Singularity image of Relion

I’ve been trying to get Singularity image of Relion Docker container (GPU-optimized AI, Machine Learning, & HPC Software | NVIDIA NGC) working on our HPC cluster with P100 and V100 nodes.
I was able to create the image (it’s very easy) and even to run it on my workstation with 2x 1080Ti. No problems.
But when I run it on the cluster I get

ERROR: all CUDA-capable devices are busy or unavailable in /opt/relion-sm70/src/gpu_utils/cuda_projector.cu at line 115 (error-code 46)

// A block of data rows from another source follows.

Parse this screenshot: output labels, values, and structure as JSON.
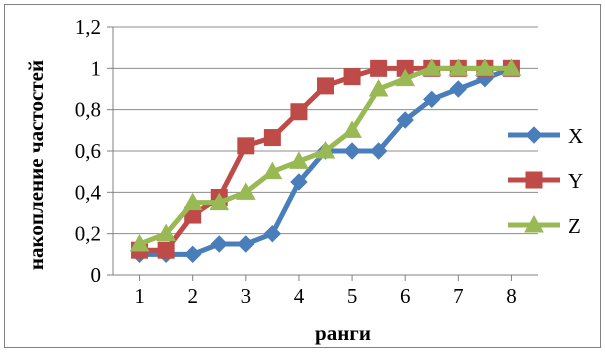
{
  "chart_data": {
    "type": "line",
    "xlabel": "ранги",
    "ylabel": "накопление частостей",
    "xlim": [
      0.5,
      8.5
    ],
    "ylim": [
      0,
      1.2
    ],
    "x_ticks": [
      "1",
      "2",
      "3",
      "4",
      "5",
      "6",
      "7",
      "8"
    ],
    "y_ticks": [
      "0",
      "0,2",
      "0,4",
      "0,6",
      "0,8",
      "1",
      "1,2"
    ],
    "grid": "horizontal",
    "legend_position": "right",
    "x": [
      1,
      1.5,
      2,
      2.5,
      3,
      3.5,
      4,
      4.5,
      5,
      5.5,
      6,
      6.5,
      7,
      7.5,
      8
    ],
    "series": [
      {
        "name": "X",
        "marker": "diamond",
        "color": "#4a7ebb",
        "values": [
          0.1,
          0.1,
          0.1,
          0.15,
          0.15,
          0.2,
          0.45,
          0.6,
          0.6,
          0.6,
          0.75,
          0.85,
          0.9,
          0.95,
          1.0
        ]
      },
      {
        "name": "Y",
        "marker": "square",
        "color": "#be4b48",
        "values": [
          0.12,
          0.12,
          0.29,
          0.375,
          0.625,
          0.665,
          0.79,
          0.915,
          0.96,
          1.0,
          1.0,
          1.0,
          1.0,
          1.0,
          1.0
        ]
      },
      {
        "name": "Z",
        "marker": "triangle",
        "color": "#98b954",
        "values": [
          0.15,
          0.2,
          0.35,
          0.35,
          0.4,
          0.5,
          0.55,
          0.6,
          0.7,
          0.9,
          0.95,
          1.0,
          1.0,
          1.0,
          1.0
        ]
      }
    ]
  }
}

which is not true. Even if I run nvidia-smi through the very same image it tells me all four GPUs are free. The same error happens on P100 and V100 nodes. My workstation isn’t really much different from the cluster environment. Both are CentOS 7, the same driver version:
NVIDIA-SMI 396.26 Driver Version: 396.26

Any hints are most welcome. I can send the full output if necessary. The error happens straight after

Running CPU instructions in double precision.

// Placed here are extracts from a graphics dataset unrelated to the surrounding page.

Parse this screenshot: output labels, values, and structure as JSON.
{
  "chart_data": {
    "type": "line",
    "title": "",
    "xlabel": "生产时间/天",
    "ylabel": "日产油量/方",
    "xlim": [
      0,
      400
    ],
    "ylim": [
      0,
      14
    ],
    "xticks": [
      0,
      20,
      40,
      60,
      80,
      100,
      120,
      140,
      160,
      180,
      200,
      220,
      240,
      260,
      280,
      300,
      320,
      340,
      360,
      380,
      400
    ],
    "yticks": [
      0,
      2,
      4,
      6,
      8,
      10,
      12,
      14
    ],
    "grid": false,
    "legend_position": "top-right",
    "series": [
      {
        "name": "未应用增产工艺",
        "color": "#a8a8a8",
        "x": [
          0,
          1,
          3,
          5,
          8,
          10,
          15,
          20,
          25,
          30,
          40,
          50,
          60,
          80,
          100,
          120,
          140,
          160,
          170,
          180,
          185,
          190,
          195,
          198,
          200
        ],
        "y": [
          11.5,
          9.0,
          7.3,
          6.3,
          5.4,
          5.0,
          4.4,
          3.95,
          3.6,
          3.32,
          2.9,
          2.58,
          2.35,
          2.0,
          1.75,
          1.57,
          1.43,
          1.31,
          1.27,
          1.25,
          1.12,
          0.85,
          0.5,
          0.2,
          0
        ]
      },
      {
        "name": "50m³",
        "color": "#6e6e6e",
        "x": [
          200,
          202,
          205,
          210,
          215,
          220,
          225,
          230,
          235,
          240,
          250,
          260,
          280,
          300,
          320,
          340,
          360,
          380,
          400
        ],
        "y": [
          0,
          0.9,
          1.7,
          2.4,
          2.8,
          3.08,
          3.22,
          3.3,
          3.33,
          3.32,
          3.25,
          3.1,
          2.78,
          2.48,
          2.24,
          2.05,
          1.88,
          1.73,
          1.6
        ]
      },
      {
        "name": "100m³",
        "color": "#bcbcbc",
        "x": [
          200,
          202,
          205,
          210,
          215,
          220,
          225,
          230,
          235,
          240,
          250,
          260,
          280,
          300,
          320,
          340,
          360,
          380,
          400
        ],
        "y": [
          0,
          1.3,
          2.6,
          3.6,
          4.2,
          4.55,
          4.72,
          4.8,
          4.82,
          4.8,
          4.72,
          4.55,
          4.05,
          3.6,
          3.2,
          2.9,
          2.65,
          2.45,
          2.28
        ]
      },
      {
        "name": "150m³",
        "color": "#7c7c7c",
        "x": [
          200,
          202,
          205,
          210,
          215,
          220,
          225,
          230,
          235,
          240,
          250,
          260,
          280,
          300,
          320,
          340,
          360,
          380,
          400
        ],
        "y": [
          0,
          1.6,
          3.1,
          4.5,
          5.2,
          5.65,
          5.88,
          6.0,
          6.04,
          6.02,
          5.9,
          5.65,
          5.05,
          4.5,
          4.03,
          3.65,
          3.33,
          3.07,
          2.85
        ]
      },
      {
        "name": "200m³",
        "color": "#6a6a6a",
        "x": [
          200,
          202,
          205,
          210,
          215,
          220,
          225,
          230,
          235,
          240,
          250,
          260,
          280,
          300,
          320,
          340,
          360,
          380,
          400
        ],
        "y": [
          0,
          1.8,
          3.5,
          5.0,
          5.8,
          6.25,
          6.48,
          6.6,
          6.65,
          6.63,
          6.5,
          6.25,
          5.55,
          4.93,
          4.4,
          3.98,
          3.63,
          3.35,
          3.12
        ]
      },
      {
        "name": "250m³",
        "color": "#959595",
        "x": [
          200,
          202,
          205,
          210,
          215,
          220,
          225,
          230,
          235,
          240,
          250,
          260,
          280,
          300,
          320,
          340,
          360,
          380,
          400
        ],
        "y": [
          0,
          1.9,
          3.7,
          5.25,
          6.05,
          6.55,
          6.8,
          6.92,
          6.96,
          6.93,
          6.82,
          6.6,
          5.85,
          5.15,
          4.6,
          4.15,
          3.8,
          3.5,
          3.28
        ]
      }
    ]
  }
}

  • On host gpu03.prv.davros.compute.estate: free scratch space = 539 Gb.
    Copying particles to scratch directory: /scratch/tmp.14368/relion_volatile/
    1.30/1.30 min …(,_,">
    Estimating initial noise spectra
    58/ 58 sec …
    (,_,">
    CurrentResolution= 60.2998 Angstroms, which requires orientationSampling of at least 18.9474 degrees for a particle of diameter 360 Angstroms
    Oversampling= 0 NrHiddenVariableSamplingPoints= 580608
    OrientationalSampling= 15 NrOrientations= 4608
    TranslationalSampling= 2 NrTranslations= 21
    =============================
    Oversampling= 1 NrHiddenVariableSamplingPoints= 18579456
    OrientationalSampling= 7.5 NrOrientations= 36864
    TranslationalSampling= 1 NrTranslations= 84
    =============================

Thanks in advance!

The issue appears to be related to Compute Mode settings of the cards. The workstation cards were set to Default while the HPC cluster cards were set to Exclusive_Process. Changing them to Default resolved the problem.

Hi I’m new to singularity, I built the same image with singularity build --name my_relion.simg docker://nvcr.io/hpc/relion:3.1.0

I tried ./my_relion.simg and singularity run --nv my_relion.simg, it says relion command not found! I would appreciate your input!